• ray10k (unregistered)

    My PHP is rusty to nonexistent at best, but if I understand the code correctly, these "getters" are in fact some Frankensteinian getter/setter combinations. Use without an argument, and you get the current value of the class variable, use with an argument to set. Which is funny, but not particularly useful, and might just be more confusing in the long run, when someone besides the original dev maintains that code.

  • thegoryone (unregistered)

    I've seen far worse. Some of it was even mine. As PHP WTF's go, this is incredibly mild.

  • Not frist (unregistered)

    Thrid !

  • fa (unregistered) in reply to ray10k

    Same caveat about PHP knowledge, but the methods never seem to act as setters. The parameter only affects the return value. So the use in the constructor is completely ineffective.

  • ray10k (unregistered) in reply to fa

    From what I understand, if the functions are called without argument, the interpreter defaults to using null, which causes the 'if($license)' to fail and just return the value of the static variable. However, PHP plays it very fast and loose with what it considers true or false. Basically, according to (http://stackoverflow.com/questions/6693876/how-exactly-does-ifvariable-work), pretty much anything besides boolean false, empty arrays or strings, and (presumably) null is treated as true. So, if a parameter is passed, 'if($license)' evaluates to true, and assigns the passed value to the static variable before returning said value.

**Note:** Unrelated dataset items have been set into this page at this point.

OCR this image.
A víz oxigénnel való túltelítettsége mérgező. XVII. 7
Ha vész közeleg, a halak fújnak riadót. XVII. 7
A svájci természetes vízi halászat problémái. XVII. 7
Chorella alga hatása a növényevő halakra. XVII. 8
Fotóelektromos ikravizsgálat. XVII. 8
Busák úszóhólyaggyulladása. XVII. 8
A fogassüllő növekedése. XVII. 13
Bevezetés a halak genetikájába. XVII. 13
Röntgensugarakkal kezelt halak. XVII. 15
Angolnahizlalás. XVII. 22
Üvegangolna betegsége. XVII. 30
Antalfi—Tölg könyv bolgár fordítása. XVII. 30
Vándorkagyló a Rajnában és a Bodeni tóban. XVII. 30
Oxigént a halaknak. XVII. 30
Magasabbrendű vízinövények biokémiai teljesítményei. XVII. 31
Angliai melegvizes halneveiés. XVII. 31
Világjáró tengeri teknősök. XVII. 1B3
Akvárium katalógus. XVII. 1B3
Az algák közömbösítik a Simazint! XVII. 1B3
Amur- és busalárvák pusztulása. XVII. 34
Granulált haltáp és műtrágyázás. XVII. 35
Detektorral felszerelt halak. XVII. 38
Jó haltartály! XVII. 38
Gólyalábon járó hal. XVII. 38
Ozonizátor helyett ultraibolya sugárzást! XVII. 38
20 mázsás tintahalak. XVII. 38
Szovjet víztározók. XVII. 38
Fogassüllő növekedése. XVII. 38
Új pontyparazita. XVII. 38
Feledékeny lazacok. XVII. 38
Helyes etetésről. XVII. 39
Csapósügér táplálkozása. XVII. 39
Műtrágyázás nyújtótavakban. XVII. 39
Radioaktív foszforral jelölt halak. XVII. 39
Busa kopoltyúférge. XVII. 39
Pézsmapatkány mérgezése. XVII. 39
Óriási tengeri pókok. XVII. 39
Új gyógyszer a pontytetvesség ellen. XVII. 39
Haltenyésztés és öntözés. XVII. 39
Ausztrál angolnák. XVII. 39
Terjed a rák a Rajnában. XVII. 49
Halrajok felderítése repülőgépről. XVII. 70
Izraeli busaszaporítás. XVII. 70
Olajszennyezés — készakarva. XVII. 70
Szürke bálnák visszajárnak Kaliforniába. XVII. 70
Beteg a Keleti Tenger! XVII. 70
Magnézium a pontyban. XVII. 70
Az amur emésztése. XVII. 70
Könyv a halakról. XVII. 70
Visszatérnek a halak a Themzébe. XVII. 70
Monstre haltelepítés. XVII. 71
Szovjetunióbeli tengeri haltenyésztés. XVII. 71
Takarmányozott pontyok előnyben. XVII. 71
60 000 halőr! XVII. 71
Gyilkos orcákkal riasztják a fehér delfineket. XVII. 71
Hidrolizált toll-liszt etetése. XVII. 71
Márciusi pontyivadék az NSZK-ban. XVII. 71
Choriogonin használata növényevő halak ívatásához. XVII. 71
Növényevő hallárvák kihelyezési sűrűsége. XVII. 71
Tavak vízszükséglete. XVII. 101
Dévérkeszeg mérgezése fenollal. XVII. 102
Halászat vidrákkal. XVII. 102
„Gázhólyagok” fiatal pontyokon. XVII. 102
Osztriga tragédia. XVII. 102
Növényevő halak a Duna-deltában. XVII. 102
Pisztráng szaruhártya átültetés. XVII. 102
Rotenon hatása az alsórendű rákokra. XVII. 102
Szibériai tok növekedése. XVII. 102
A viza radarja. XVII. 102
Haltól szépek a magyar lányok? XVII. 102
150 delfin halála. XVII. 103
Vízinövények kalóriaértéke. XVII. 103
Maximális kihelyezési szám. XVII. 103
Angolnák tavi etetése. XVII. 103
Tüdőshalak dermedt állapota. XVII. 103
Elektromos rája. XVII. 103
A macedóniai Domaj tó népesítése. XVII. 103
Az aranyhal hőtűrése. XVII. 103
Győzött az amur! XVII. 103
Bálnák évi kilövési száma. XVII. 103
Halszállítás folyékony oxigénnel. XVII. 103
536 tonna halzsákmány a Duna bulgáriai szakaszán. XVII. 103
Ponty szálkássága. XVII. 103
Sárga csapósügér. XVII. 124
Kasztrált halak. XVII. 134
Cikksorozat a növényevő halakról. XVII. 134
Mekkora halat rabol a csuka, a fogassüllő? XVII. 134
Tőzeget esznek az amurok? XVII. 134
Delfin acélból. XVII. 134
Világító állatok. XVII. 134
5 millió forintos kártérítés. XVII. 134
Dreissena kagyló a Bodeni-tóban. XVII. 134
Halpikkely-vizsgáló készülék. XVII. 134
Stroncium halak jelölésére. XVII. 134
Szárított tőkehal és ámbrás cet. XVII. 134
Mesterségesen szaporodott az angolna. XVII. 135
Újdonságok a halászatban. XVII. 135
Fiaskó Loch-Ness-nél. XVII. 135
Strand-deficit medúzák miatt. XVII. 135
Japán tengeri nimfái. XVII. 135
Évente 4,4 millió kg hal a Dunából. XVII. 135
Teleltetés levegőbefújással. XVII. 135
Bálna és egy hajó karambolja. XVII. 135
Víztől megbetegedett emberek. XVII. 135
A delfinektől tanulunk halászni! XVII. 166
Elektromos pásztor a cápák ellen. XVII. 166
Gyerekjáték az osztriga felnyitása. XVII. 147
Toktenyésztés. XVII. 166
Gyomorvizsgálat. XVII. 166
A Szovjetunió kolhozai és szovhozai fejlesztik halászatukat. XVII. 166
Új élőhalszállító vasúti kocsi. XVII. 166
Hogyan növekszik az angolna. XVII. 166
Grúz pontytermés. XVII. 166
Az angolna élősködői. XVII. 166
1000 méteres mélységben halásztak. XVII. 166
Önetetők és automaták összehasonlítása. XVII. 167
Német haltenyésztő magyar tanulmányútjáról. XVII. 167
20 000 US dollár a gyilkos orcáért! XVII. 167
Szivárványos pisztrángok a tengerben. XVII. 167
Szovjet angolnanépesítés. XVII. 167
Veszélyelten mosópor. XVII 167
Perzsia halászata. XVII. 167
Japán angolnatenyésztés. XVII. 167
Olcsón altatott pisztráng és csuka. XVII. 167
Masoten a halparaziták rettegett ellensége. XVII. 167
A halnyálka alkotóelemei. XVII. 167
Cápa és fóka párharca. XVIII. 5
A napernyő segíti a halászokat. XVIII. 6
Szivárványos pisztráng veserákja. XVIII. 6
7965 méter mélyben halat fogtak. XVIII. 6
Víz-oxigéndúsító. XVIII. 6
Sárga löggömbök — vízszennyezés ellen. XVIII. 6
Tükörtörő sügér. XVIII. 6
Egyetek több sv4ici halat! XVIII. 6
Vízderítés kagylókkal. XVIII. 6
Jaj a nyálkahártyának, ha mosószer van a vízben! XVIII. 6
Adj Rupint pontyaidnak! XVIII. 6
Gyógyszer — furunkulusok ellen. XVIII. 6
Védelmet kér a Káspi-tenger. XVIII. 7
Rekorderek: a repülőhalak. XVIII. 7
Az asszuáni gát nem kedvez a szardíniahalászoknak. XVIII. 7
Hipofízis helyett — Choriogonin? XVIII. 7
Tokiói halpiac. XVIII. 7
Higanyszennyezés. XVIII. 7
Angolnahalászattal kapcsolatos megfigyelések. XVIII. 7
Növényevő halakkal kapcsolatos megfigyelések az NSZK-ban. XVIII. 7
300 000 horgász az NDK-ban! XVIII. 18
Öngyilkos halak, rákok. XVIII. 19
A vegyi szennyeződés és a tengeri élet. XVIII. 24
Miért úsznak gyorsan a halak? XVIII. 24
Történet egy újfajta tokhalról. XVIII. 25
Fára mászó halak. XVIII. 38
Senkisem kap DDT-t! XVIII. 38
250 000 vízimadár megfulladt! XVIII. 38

  • ray10k (unregistered) in reply to ray10k

    Addendum to the above: If you pass a false-y value (meaning, any variant of 0 (string, float, int...), boolean false, an empty list or string, etc.), the program will silently ignore that assignment, and the next get will still return the same value.

  • Blerg (unregistered)

    This has been a supported pattern in AngularJs for model binding for a while now, too. Its pretty useful when the model you're binding to must be manipulated via input controls in a way that doesn't correspond 1:1 with some property on the model. It also lets you avoid using the usually-overkill ng-model formatters/parsers stuff

    If the methods here were just named properly (e.g. getSet* instead of get*), it wouldn't really be a WTF

  • guest007 (unregistered)

    TRWTF: Inheritance in favor of composition

  • phry (unregistered)

    The real problem is that these getterSetter Frankenstein monsters are class instance functions that modify static variables. Using this in an OOP context is not really defined in the manual (and I never tried something that weird), but I guess that those are shared between object instances.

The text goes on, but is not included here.